Au niveau des opérations traitées, les travaux les plus significatifs pour les différents acteurs portent sur la remise en collatéral de créances privées :

  • une importante transition vers le protocole SWIFT sera à effectuer pour gérer les échanges entre les contreparties et les banques centrales. Le canal des titres cotés passe déjà par le réseau SWIFT (ISO 15022), ce qui minimise l’impact en termes de connectivité pour ce type de créances. Par contre, le canal des créances privées fonctionne aujourd’hui par la transmission de fichiers. Il s’agit donc de déployer des solutions d’intermédiation entre les banques de financement et la BCE, certains éditeurs se sont d’ailleurs positionnés pour fournir des solutions clés en main ;
  • la plateforme ECMS vise à fonctionner sur la base d’échanges au fil de l’eau entre la banque centrale européenne et les contreparties. Actuellement, la gestion des créances privées ne s’effectue par sur modèle, mais en « annule et remplace » (système de ramassage quotidien). Ce changement implique un challenge significatif au niveau technique et au niveau des processus liés à la collecte de données actualisées des financements, et en particulier la retranscription des clauses des contrats en data.

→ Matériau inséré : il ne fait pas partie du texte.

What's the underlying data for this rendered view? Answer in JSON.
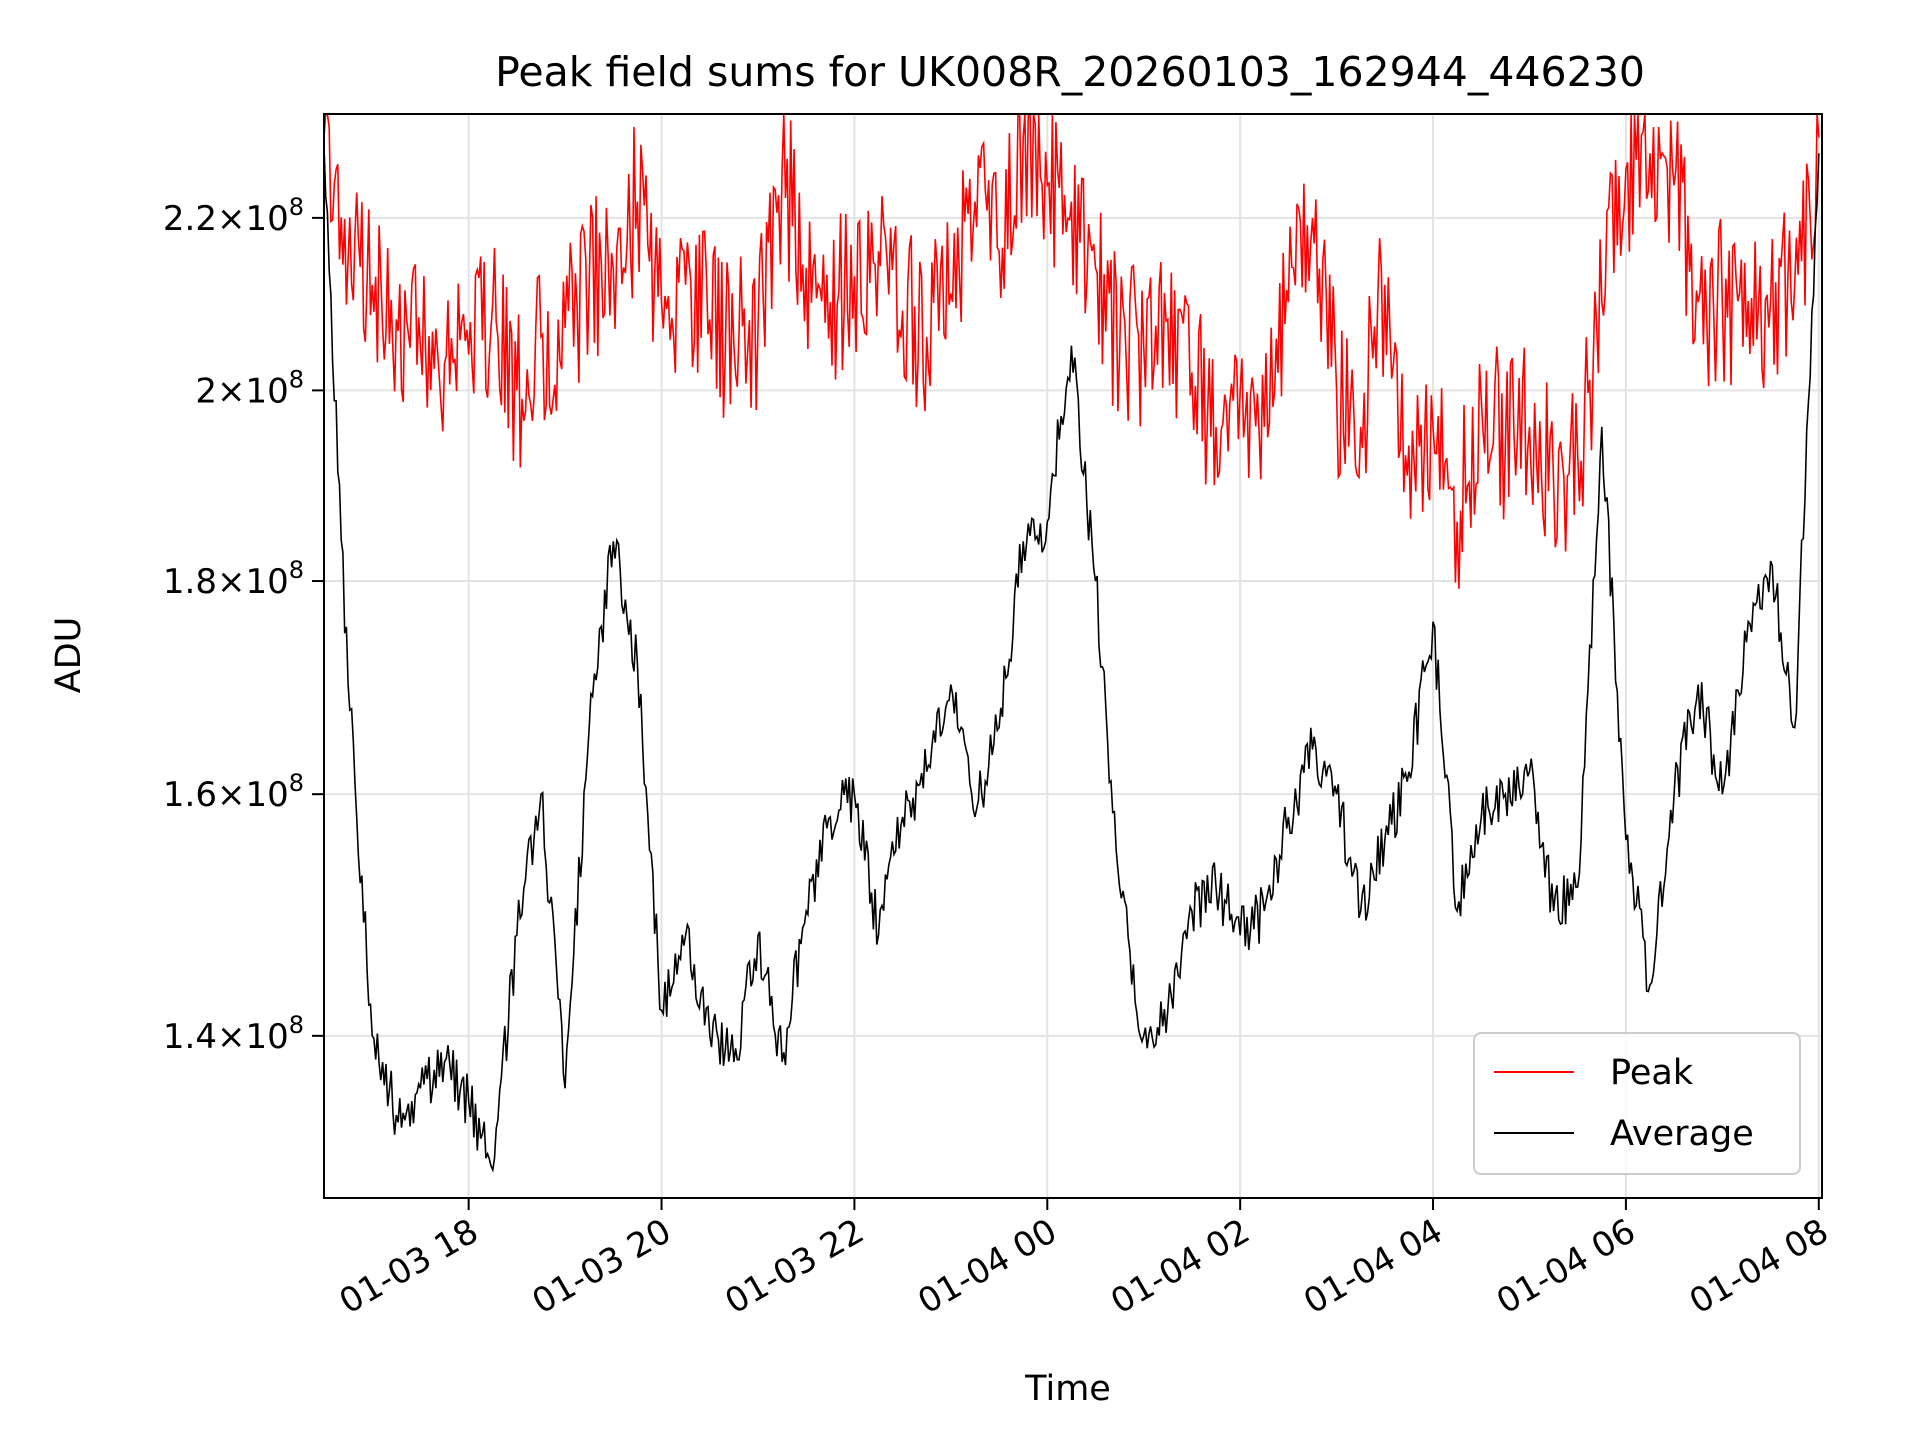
{
  "chart_data": {
    "type": "line",
    "title": "Peak field sums for UK008R_20260103_162944_446230",
    "xlabel": "Time",
    "ylabel": "ADU",
    "y_scale": "log",
    "grid": true,
    "legend_position": "lower-right",
    "x_range": [
      "2026-01-03 16:30",
      "2026-01-04 08:02"
    ],
    "ylim": [
      128000000,
      233000000
    ],
    "x_ticks": [
      {
        "value": "2026-01-03 18:00",
        "label": "01-03 18"
      },
      {
        "value": "2026-01-03 20:00",
        "label": "01-03 20"
      },
      {
        "value": "2026-01-03 22:00",
        "label": "01-03 22"
      },
      {
        "value": "2026-01-04 00:00",
        "label": "01-04 00"
      },
      {
        "value": "2026-01-04 02:00",
        "label": "01-04 02"
      },
      {
        "value": "2026-01-04 04:00",
        "label": "01-04 04"
      },
      {
        "value": "2026-01-04 06:00",
        "label": "01-04 06"
      },
      {
        "value": "2026-01-04 08:00",
        "label": "01-04 08"
      }
    ],
    "y_ticks": [
      {
        "value": 140000000,
        "mantissa": "1.4",
        "exponent": "8"
      },
      {
        "value": 160000000,
        "mantissa": "1.6",
        "exponent": "8"
      },
      {
        "value": 180000000,
        "mantissa": "1.8",
        "exponent": "8"
      },
      {
        "value": 200000000,
        "mantissa": "2",
        "exponent": "8"
      },
      {
        "value": 220000000,
        "mantissa": "2.2",
        "exponent": "8"
      }
    ],
    "series": [
      {
        "name": "Peak",
        "color": "#ff0000",
        "x": [
          "2026-01-03 16:30",
          "2026-01-03 16:45",
          "2026-01-03 17:00",
          "2026-01-03 17:15",
          "2026-01-03 17:30",
          "2026-01-03 17:45",
          "2026-01-03 18:00",
          "2026-01-03 18:15",
          "2026-01-03 18:30",
          "2026-01-03 18:45",
          "2026-01-03 19:00",
          "2026-01-03 19:15",
          "2026-01-03 19:30",
          "2026-01-03 19:45",
          "2026-01-03 20:00",
          "2026-01-03 20:15",
          "2026-01-03 20:30",
          "2026-01-03 20:45",
          "2026-01-03 21:00",
          "2026-01-03 21:15",
          "2026-01-03 21:30",
          "2026-01-03 21:45",
          "2026-01-03 22:00",
          "2026-01-03 22:15",
          "2026-01-03 22:30",
          "2026-01-03 22:45",
          "2026-01-03 23:00",
          "2026-01-03 23:15",
          "2026-01-03 23:30",
          "2026-01-03 23:45",
          "2026-01-04 00:00",
          "2026-01-04 00:15",
          "2026-01-04 00:30",
          "2026-01-04 00:45",
          "2026-01-04 01:00",
          "2026-01-04 01:15",
          "2026-01-04 01:30",
          "2026-01-04 01:45",
          "2026-01-04 02:00",
          "2026-01-04 02:15",
          "2026-01-04 02:30",
          "2026-01-04 02:45",
          "2026-01-04 03:00",
          "2026-01-04 03:15",
          "2026-01-04 03:30",
          "2026-01-04 03:45",
          "2026-01-04 04:00",
          "2026-01-04 04:15",
          "2026-01-04 04:30",
          "2026-01-04 04:45",
          "2026-01-04 05:00",
          "2026-01-04 05:15",
          "2026-01-04 05:30",
          "2026-01-04 05:45",
          "2026-01-04 06:00",
          "2026-01-04 06:15",
          "2026-01-04 06:30",
          "2026-01-04 06:45",
          "2026-01-04 07:00",
          "2026-01-04 07:15",
          "2026-01-04 07:30",
          "2026-01-04 07:45",
          "2026-01-04 08:00"
        ],
        "y": [
          230000000,
          215000000,
          212000000,
          208000000,
          205000000,
          203000000,
          204000000,
          210000000,
          200000000,
          206000000,
          207000000,
          212000000,
          214000000,
          222000000,
          210000000,
          212000000,
          208000000,
          205000000,
          207000000,
          226000000,
          214000000,
          210000000,
          213000000,
          216000000,
          209000000,
          206000000,
          211000000,
          222000000,
          216000000,
          230000000,
          224000000,
          222000000,
          214000000,
          204000000,
          205000000,
          208000000,
          202000000,
          196000000,
          200000000,
          196000000,
          210000000,
          220000000,
          200000000,
          196000000,
          212000000,
          194000000,
          196000000,
          186000000,
          199000000,
          194000000,
          196000000,
          190000000,
          193000000,
          210000000,
          226000000,
          228000000,
          224000000,
          210000000,
          210000000,
          206000000,
          210000000,
          212000000,
          230000000
        ]
      },
      {
        "name": "Average",
        "color": "#000000",
        "x": [
          "2026-01-03 16:30",
          "2026-01-03 16:45",
          "2026-01-03 17:00",
          "2026-01-03 17:15",
          "2026-01-03 17:30",
          "2026-01-03 17:45",
          "2026-01-03 18:00",
          "2026-01-03 18:15",
          "2026-01-03 18:30",
          "2026-01-03 18:45",
          "2026-01-03 19:00",
          "2026-01-03 19:15",
          "2026-01-03 19:30",
          "2026-01-03 19:45",
          "2026-01-03 20:00",
          "2026-01-03 20:15",
          "2026-01-03 20:30",
          "2026-01-03 20:45",
          "2026-01-03 21:00",
          "2026-01-03 21:15",
          "2026-01-03 21:30",
          "2026-01-03 21:45",
          "2026-01-03 22:00",
          "2026-01-03 22:15",
          "2026-01-03 22:30",
          "2026-01-03 22:45",
          "2026-01-03 23:00",
          "2026-01-03 23:15",
          "2026-01-03 23:30",
          "2026-01-03 23:45",
          "2026-01-04 00:00",
          "2026-01-04 00:15",
          "2026-01-04 00:30",
          "2026-01-04 00:45",
          "2026-01-04 01:00",
          "2026-01-04 01:15",
          "2026-01-04 01:30",
          "2026-01-04 01:45",
          "2026-01-04 02:00",
          "2026-01-04 02:15",
          "2026-01-04 02:30",
          "2026-01-04 02:45",
          "2026-01-04 03:00",
          "2026-01-04 03:15",
          "2026-01-04 03:30",
          "2026-01-04 03:45",
          "2026-01-04 04:00",
          "2026-01-04 04:15",
          "2026-01-04 04:30",
          "2026-01-04 04:45",
          "2026-01-04 05:00",
          "2026-01-04 05:15",
          "2026-01-04 05:30",
          "2026-01-04 05:45",
          "2026-01-04 06:00",
          "2026-01-04 06:15",
          "2026-01-04 06:30",
          "2026-01-04 06:45",
          "2026-01-04 07:00",
          "2026-01-04 07:15",
          "2026-01-04 07:30",
          "2026-01-04 07:45",
          "2026-01-04 08:00"
        ],
        "y": [
          229000000,
          170000000,
          140000000,
          134000000,
          136000000,
          138000000,
          135000000,
          130000000,
          148000000,
          160000000,
          136000000,
          166000000,
          184000000,
          172000000,
          142000000,
          148000000,
          140000000,
          138000000,
          148000000,
          138000000,
          150000000,
          158000000,
          160000000,
          148000000,
          158000000,
          162000000,
          170000000,
          158000000,
          166000000,
          184000000,
          186000000,
          205000000,
          180000000,
          152000000,
          140000000,
          142000000,
          150000000,
          152000000,
          148000000,
          150000000,
          158000000,
          164000000,
          160000000,
          150000000,
          156000000,
          162000000,
          176000000,
          150000000,
          158000000,
          160000000,
          162000000,
          150000000,
          152000000,
          196000000,
          156000000,
          144000000,
          160000000,
          170000000,
          160000000,
          174000000,
          182000000,
          166000000,
          228000000
        ]
      }
    ]
  }
}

Finalement, il ne reste que peu de temps pour mettre en place les instances de gouvernance du projet au sein des établissements bancaires, faisant le lien avec la Banque de France et avec la BCE. Qui plus est, les différents travaux informatiques, organisationnels et juridiques apparaissent comme significatifs, le tout dans un calendrier contraint. Autant de raisons qui plaident de s’intéresser dès maintenant au projet de migration sur la plateforme ECMS.

Par Laurent Lanzini, Senior Manager et Martin Pirez, Consultant Senior chez Square.